S&P 500 E-Mini Trade Example:
Assume a trader is looking for a break above 2,970 on the S&P 500 E-mini, which has created a short-term resistance region. The trader believes that if the price can break over that level it will journey to 3,000.
At the time of writing, the price is 2,965. They will purchase one contract if the price rises above 2,970. Assume they are offered $2,970.50. They set a stop loss at 2,960, implying a 10.5-point risk. Because each point is worth $50, the trader’s risk is $525 (10.5 x $50).
A limit order to sell at their target level of 3,000 is also placed by the dealer. The profit is $1,475 ((3,000 – 2970.50) x $50) if the goal is met.
The trader is not compelled to acquire the whole contract, which now has a value of $148,525 (2,970.5 x $50). Rather, the trader is just required to put up a margin.

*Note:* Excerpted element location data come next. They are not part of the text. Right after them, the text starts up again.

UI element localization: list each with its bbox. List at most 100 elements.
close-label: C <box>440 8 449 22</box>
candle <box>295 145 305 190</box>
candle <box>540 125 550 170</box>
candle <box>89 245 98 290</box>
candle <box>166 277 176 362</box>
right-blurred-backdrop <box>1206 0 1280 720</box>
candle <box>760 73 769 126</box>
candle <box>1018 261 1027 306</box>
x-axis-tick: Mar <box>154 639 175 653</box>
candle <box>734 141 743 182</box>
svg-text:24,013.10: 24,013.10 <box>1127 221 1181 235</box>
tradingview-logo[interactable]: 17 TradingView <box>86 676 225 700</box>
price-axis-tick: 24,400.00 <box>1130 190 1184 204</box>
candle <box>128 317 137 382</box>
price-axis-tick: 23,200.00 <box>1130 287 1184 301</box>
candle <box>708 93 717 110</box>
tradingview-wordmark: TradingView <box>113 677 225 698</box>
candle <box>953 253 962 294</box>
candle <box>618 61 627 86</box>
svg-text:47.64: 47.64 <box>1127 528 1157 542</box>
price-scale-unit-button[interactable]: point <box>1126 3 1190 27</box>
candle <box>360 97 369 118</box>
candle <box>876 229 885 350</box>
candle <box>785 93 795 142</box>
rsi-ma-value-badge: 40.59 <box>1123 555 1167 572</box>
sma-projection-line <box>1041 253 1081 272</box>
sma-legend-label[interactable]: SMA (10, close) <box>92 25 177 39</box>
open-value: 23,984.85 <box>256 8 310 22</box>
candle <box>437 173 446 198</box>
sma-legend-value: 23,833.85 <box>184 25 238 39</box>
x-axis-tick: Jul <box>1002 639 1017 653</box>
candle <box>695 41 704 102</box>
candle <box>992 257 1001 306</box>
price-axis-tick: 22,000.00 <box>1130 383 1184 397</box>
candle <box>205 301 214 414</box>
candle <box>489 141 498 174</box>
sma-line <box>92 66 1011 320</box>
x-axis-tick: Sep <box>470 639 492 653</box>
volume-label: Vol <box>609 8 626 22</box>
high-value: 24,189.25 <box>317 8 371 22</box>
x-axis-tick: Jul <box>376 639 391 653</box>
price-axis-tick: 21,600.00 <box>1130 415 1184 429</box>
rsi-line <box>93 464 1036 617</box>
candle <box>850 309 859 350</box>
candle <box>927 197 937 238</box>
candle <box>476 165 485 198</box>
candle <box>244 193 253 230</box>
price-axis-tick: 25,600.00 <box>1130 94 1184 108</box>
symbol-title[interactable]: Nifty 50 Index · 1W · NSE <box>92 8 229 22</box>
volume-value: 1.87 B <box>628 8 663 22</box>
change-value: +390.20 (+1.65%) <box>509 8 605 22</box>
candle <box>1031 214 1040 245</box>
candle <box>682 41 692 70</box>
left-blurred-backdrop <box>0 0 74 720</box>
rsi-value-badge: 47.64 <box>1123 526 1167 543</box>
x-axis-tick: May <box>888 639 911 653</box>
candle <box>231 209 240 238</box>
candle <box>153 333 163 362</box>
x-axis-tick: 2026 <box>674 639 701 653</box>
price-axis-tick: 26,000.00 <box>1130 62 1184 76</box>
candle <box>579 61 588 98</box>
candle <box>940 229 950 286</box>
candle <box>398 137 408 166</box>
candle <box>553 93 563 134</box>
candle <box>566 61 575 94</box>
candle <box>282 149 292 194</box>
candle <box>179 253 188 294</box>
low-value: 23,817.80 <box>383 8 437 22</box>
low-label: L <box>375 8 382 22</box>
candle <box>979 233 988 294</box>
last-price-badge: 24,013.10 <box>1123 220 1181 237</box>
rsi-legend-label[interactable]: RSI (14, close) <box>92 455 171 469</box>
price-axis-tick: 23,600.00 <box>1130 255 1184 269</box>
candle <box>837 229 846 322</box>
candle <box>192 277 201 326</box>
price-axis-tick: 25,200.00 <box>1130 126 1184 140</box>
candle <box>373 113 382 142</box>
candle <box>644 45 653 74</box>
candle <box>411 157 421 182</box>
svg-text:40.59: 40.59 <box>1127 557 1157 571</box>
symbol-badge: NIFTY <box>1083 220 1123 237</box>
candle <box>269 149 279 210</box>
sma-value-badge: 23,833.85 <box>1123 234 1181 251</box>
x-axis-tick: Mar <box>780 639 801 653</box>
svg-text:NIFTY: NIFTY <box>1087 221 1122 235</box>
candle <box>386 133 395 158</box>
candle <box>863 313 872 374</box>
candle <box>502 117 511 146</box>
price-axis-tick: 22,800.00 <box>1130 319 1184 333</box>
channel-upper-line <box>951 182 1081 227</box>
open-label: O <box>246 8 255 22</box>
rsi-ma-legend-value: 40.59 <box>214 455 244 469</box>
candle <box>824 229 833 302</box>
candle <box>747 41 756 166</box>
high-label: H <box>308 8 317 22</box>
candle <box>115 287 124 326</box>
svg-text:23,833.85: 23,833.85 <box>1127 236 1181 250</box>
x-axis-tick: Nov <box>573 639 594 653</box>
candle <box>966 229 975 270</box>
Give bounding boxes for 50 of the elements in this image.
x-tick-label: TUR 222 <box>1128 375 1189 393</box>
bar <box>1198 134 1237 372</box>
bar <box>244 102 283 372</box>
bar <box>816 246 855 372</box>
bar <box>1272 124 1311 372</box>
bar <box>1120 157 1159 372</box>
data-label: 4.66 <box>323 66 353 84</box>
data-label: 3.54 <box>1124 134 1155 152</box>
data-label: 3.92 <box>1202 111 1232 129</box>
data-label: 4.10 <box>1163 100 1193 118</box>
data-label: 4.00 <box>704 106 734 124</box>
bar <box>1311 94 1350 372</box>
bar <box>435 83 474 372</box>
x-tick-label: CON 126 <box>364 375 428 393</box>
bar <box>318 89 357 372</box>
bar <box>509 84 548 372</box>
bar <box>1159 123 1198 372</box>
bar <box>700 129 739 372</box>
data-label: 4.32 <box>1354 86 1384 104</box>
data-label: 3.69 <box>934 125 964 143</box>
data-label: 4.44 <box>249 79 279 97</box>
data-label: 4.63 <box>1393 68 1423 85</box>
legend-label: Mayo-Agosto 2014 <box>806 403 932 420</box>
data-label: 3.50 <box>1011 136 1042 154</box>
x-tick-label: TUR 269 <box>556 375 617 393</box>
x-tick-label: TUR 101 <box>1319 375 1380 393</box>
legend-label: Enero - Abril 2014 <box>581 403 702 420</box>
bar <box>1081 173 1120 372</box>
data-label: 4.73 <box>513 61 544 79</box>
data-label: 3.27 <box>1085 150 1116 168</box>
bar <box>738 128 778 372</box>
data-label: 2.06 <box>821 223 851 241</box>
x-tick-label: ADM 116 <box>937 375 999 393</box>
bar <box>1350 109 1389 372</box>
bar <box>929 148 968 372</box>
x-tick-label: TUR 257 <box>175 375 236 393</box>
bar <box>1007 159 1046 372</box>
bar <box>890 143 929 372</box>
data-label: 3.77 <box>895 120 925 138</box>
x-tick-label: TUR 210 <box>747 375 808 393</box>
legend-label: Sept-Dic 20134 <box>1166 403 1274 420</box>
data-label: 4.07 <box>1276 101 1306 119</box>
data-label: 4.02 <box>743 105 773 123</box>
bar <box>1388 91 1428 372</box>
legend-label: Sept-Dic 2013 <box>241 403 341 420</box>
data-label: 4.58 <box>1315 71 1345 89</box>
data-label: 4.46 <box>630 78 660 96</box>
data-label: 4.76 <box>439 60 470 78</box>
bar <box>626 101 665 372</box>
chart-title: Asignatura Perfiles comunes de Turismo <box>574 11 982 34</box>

The trader is only obliged to deposit the day trading margin if the position is only held for the day. This may be as little as $400 with some futures brokers.
In this scenario, the trader might lose $525 plus commissions on the deal, thus if the margin is $400, the trader should have at least $925 in their account, plus commissions. Because the S&P 500 E-mini may move fast, especially during high-impact news releases, traders should always have more than the minimum needed day trading margin in their account to prevent margin calls or having positions liquidated by the broker.
The CME requires traders to have at least $6,300 in maintenance margin in their account to hold the contract overnight. Many traders recommend risking no more than 1% to 2% of your account equity on every single deal. In this scenario, the trader is putting $525 on the line. As a result, they should have at least $26,250 to $52,500 in their account ($525 x 50 and $525 x 100) if they wish to restrict the risk to 1% to 2% of their account balance.